Afghanistan–Mexico relations
- Afghanistan: Mexico

= Afghanistan–Mexico relations =

The nations of Afghanistan and Mexico established diplomatic relations in 1961. Both nations are members of the United Nations and the World Trade Organization.

== History ==
Due to a vast distance between Afghanistan and Mexico, the relation between the two nations never developed into one of high priority. Both nations established diplomatic ties on the 27 June 1961. Since then, bilateral relations have mainly been conducted at international forums such as the United Nations.

In 1962, Mexico accredited its first ambassador to Afghanistan, resident in New Delhi, India. The ambassador was Nobel Prize winner Octavio Paz. During Paz's time as ambassador in India, he kept a journal of his travels to Afghanistan, writing about his journey from New Delhi to Kabul and his experiences and he documented presenting his credentials to then Afghan King Zahir Shah. Paz turned his journal into a book called Viento Entero.

From 1980 to 1981, Mexico was on the United Nations Security Council and voted in favor of Resolution 462 condemning the Soviet invasion of Afghanistan. The Resolution was adopted. When Mexico was again a member of the UN Security Council from 2002 to 2003; it voted on numerous occasions in favor of maintaining Afghanistan's independence and sovereignty (Resolution 1444 and Resolution 1453) and extending the UN Assistance Mission mandate in the country (Resolution 1471). From 2009 to 2010, Mexico again as a non-permanent member of the UN Security Council voted in favor of UN Resolution 1868 and UN Resolution 1890.

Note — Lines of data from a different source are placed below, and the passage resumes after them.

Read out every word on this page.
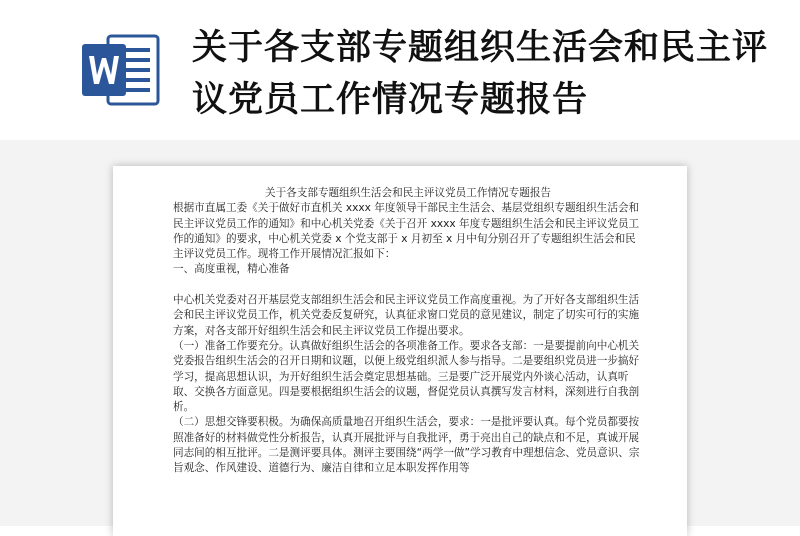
关于各支部专题组织生活会和民主评议党员工作情况专题报告

关于各支部专题组织生活会和民主评议党员工作情况专题报告

根据市直属工委《关于做好市直机关 xxxx 年度领导干部民主生活会、基层党组织专题组织生活会和民主评议党员工作的通知》和中心机关党委《关于召开 xxxx 年度专题组织生活会和民主评议党员工作的通知》的要求，中心机关党委 x 个党支部于 x 月初至 x 月中旬分别召开了专题组织生活会和民主评议党员工作。现将工作开展情况汇报如下：

一、高度重视，精心准备

中心机关党委对召开基层党支部组织生活会和民主评议党员工作高度重视。为了开好各支部组织生活会和民主评议党员工作，机关党委反复研究，认真征求窗口党员的意见建议，制定了切实可行的实施方案，对各支部开好组织生活会和民主评议党员工作提出要求。

（一）准备工作要充分。认真做好组织生活会的各项准备工作。要求各支部：一是要提前向中心机关党委报告组织生活会的召开日期和议题，以便上级党组织派人参与指导。二是要组织党员进一步搞好学习，提高思想认识，为开好组织生活会奠定思想基础。三是要广泛开展党内外谈心活动，认真听取、交换各方面意见。四是要根据组织生活会的议题，督促党员认真撰写发言材料，深刻进行自我剖析。

（二）思想交锋要积极。为确保高质量地召开组织生活会，要求：一是批评要认真。每个党员都要按照准备好的材料做党性分析报告，认真开展批评与自我批评，勇于亮出自己的缺点和不足，真诚开展同志间的相互批评。二是测评要具体。测评主要围绕“两学一做”学习教育中理想信念、党员意识、宗旨观念、作风建设、道德行为、廉洁自律和立足本职发挥作用等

Since the beginning of the U.S led invasion of Afghanistan in 2001; many Afghan migrants have travelled to Mexico in order to enter the United States. Furthermore, several Mexican narcotic cartels have been operating in Afghanistan by using fake "front" companies to hire smugglers in the country to smuggle drugs and weapons from Afghanistan to Europe and the United States. Throughout the years, several Afghan migrants have traveled through Mexico to reach the United States and are forced to wait in Mexico while their U.S. asylum cases are reviewed and processed.

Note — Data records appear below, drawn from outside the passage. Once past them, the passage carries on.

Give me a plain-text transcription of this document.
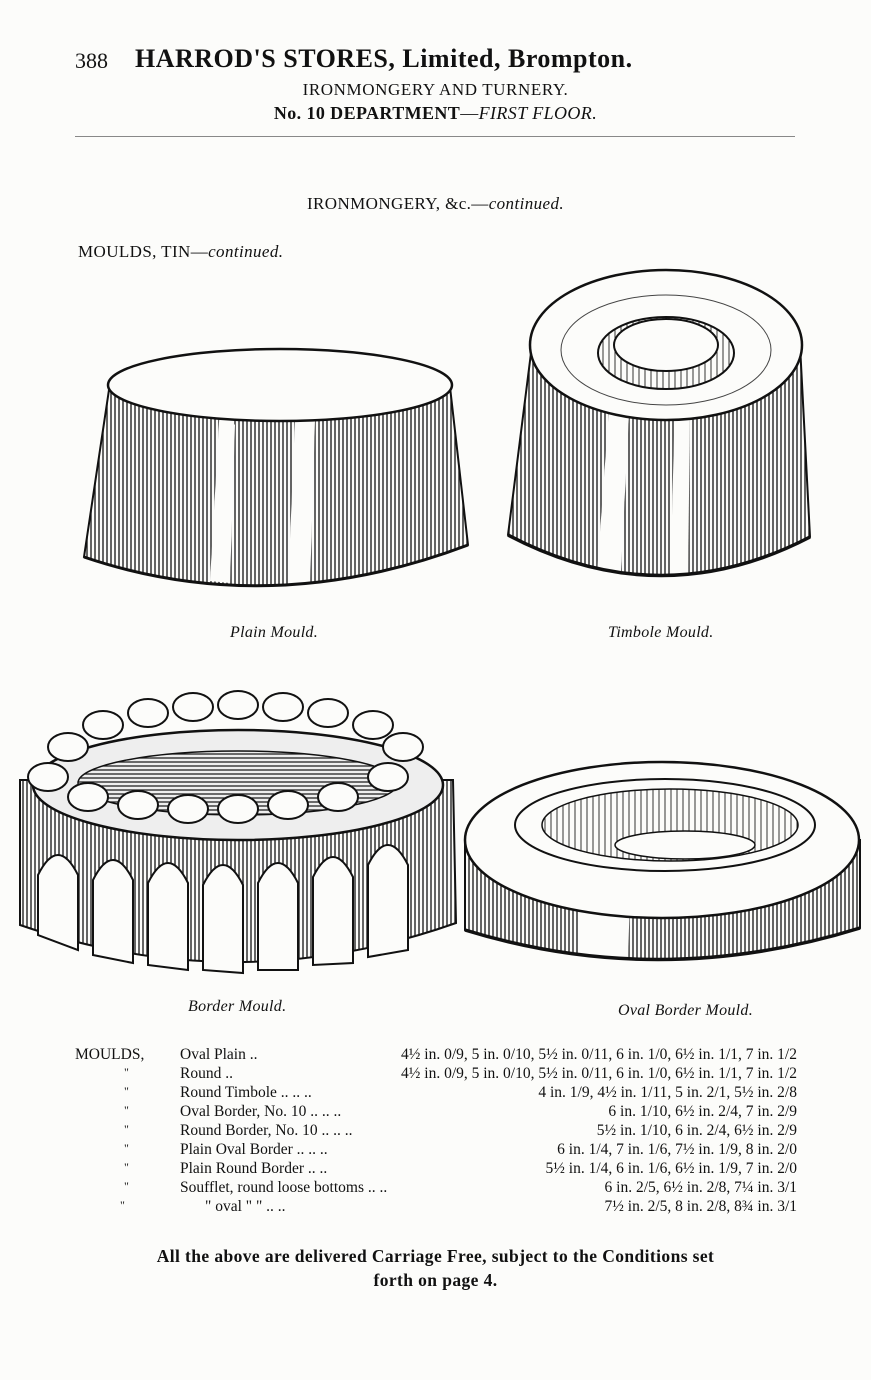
388 HARROD'S STORES, Limited, Brompton.
IRONMONGERY AND TURNERY.
No. 10 DEPARTMENT—FIRST FLOOR.
IRONMONGERY, &c.—continued.
MOULDS, TIN—continued.
Plain Mould.	Timbole Mould.
Border Mould.	Oval Border Mould.
MOULDS, Oval Plain ..	4½ in. 0/9, 5 in. 0/10, 5½ in. 0/11, 6 in. 1/0, 6½ in. 1/1, 7 in. 1/2
"	Round ..	4½ in. 0/9, 5 in. 0/10, 5½ in. 0/11, 6 in. 1/0, 6½ in. 1/1, 7 in. 1/2
"	Round Timbole .. .. ..	4 in. 1/9, 4½ in. 1/11, 5 in. 2/1, 5½ in. 2/8
"	Oval Border, No. 10 .. .. ..	6 in. 1/10, 6½ in. 2/4, 7 in. 2/9
"	Round Border, No. 10 .. .. ..	5½ in. 1/10, 6 in. 2/4, 6½ in. 2/9
"	Plain Oval Border .. .. ..	6 in. 1/4, 7 in. 1/6, 7½ in. 1/9, 8 in. 2/0
"	Plain Round Border .. ..	5½ in. 1/4, 6 in. 1/6, 6½ in. 1/9, 7 in. 2/0
"	Soufflet, round loose bottoms .. ..	6 in. 2/5, 6½ in. 2/8, 7¼ in. 3/1
"	" oval " " .. ..	7½ in. 2/5, 8 in. 2/8, 8¾ in. 3/1
All the above are delivered Carriage Free, subject to the Conditions set
forth on page 4.
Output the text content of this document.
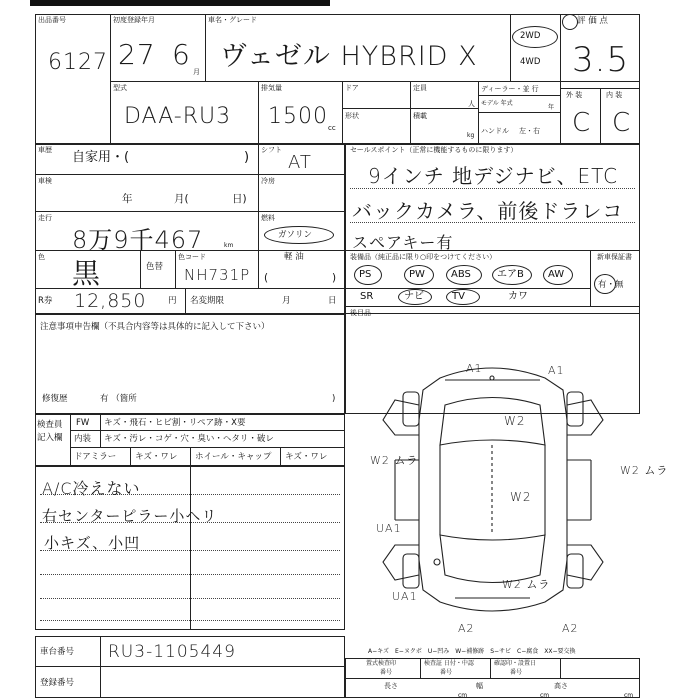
出品番号
6127
初度登録年月
27 6
月
車名・グレード
ヴェゼル HYBRID X
2WD
4WD
評 価 点
3.5
型式
DAA-RU3
排気量
1500 cc
ドア	定員
人
形状	積載
kg
ディーラー・並 行
モデル 年式
年
ハンドル 左・右
外 装	内 装
C C
車歴 自家用・(	) シフト
AT
車検
年	月(	日)
冷房
走行
8万9千467	km
燃料
ガソリン
色 黒	色替
色コード
NH731P
軽 油
(	)
R券 12,850	円 名変期限	月	日
セールスポイント（正常に機能するものに限ります）
9インチ 地デジナビ、ETC
バックカメラ、前後ドラレコ
スペアキー有
装備品（純正品に限り○印をつけてください）	新車保証書
有・無
PS	PW	ABS	エアB AW
SR	ナビ	TV	カワ
後目品
注意事項申告欄（不具合内容等は具体的に記入して下さい）
修復歴	有 （箇所	)
検査員
記入欄
FW キズ・飛石・ヒビ割・リペア跡・X要
内装 キズ・汚レ・コゲ・穴・臭い・ヘタリ・破レ
ドアミラー キズ・ワレ ホイール・キャップ キズ・ワレ
A/C冷えない
右センターピラー小ヘリ
小キズ、小凹
A1	A1
W2
W2 ムラ
W2
W2 ムラ
UA1
UA1
W2 ムラ
A2	A2
A−キズ　E−ヌクボ　U−凹み　W−補修跡　S−サビ　C−腐食　XX−要交換
車台番号 RU3-1105449
登録番号
置式検査印
番号
検査証 日付・中認
番号
確認印・設置日
番号
長さ
cm
幅
cm
高さ
cm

In August 2021, with the return of control of the Taliban in Afghanistan; Mexico announced it would issue refugee visas to Afghan refugees, in particular women and girls, from its embassy in Tehran, Iran and resettle them in Mexico. Immediately afterwards, close to 2000 Afghan refugees arrived to Mexico.

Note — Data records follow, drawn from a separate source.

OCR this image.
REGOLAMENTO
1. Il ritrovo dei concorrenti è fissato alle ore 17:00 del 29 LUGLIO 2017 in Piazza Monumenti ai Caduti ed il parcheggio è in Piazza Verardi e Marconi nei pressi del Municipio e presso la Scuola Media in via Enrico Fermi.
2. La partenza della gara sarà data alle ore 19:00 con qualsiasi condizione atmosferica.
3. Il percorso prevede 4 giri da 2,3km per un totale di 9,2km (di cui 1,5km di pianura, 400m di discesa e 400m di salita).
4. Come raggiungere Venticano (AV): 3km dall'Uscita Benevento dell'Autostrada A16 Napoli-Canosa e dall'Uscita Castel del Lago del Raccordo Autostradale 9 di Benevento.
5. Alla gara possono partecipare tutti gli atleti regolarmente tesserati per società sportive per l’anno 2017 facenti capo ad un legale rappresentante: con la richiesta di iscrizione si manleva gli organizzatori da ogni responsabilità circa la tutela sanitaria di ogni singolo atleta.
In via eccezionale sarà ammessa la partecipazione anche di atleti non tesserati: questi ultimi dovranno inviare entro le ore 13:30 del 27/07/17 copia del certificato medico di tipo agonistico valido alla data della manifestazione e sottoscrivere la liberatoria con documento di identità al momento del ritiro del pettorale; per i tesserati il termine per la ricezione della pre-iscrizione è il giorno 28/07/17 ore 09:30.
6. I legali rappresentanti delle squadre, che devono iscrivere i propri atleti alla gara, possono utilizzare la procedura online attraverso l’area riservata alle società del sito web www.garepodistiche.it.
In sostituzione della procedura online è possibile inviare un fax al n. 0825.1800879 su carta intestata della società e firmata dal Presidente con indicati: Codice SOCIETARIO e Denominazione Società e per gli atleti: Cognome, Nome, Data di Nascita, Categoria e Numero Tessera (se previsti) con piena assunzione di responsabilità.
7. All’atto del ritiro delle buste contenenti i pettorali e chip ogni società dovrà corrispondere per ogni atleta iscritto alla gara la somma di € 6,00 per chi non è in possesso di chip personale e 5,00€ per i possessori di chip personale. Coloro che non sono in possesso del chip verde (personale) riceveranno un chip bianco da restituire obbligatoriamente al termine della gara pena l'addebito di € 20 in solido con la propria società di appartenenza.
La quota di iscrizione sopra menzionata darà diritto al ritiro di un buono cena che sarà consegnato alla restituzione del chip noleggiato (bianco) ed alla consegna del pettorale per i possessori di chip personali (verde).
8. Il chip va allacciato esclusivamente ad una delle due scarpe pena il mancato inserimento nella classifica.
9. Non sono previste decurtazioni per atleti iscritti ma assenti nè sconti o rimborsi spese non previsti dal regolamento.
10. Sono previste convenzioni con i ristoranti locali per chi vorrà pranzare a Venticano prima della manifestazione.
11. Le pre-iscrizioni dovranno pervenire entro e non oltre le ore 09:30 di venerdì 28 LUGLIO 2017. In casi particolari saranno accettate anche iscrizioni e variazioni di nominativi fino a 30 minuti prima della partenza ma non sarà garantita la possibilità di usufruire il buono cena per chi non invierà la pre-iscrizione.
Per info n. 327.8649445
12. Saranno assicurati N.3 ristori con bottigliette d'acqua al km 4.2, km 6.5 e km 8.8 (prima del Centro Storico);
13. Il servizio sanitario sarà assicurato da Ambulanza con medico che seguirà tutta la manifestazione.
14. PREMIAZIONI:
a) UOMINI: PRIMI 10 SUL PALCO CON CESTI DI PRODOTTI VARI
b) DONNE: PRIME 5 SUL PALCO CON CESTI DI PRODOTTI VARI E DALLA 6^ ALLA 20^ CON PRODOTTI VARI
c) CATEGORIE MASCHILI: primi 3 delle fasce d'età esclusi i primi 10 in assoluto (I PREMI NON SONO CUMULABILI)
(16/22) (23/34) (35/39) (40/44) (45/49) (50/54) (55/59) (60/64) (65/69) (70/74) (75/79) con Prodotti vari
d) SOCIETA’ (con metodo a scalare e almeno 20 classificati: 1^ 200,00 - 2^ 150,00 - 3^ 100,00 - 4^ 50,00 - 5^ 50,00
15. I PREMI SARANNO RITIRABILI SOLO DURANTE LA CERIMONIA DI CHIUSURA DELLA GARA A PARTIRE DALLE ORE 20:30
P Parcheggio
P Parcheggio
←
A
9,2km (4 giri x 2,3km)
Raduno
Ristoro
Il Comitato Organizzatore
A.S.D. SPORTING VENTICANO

Afghanistan's embassy in the United States was accredited to Mexico until it closed on 16 March 2022.

==Trade==
In 2023, bilateral trade between Afghanistan and Mexico amounted to US$6 million. Afghanistan's main exports to Mexico include: apparatus for protecting electrical circuits, electronics, telephones and mobile phones, plastic, nails, clothing, and spices. Mexico's main exports to Afghanistan include: telephones and mobile phones, electrical wires and cables, pipes and pipe fittings, alcohol, fruits and nuts, and parts and accessories for motor vehicles.

==Diplomatic missions==
- Afghanistan does not have an accreditation for Mexico.
- Mexico is accredited to Afghanistan from its embassy in Tehran, Iran.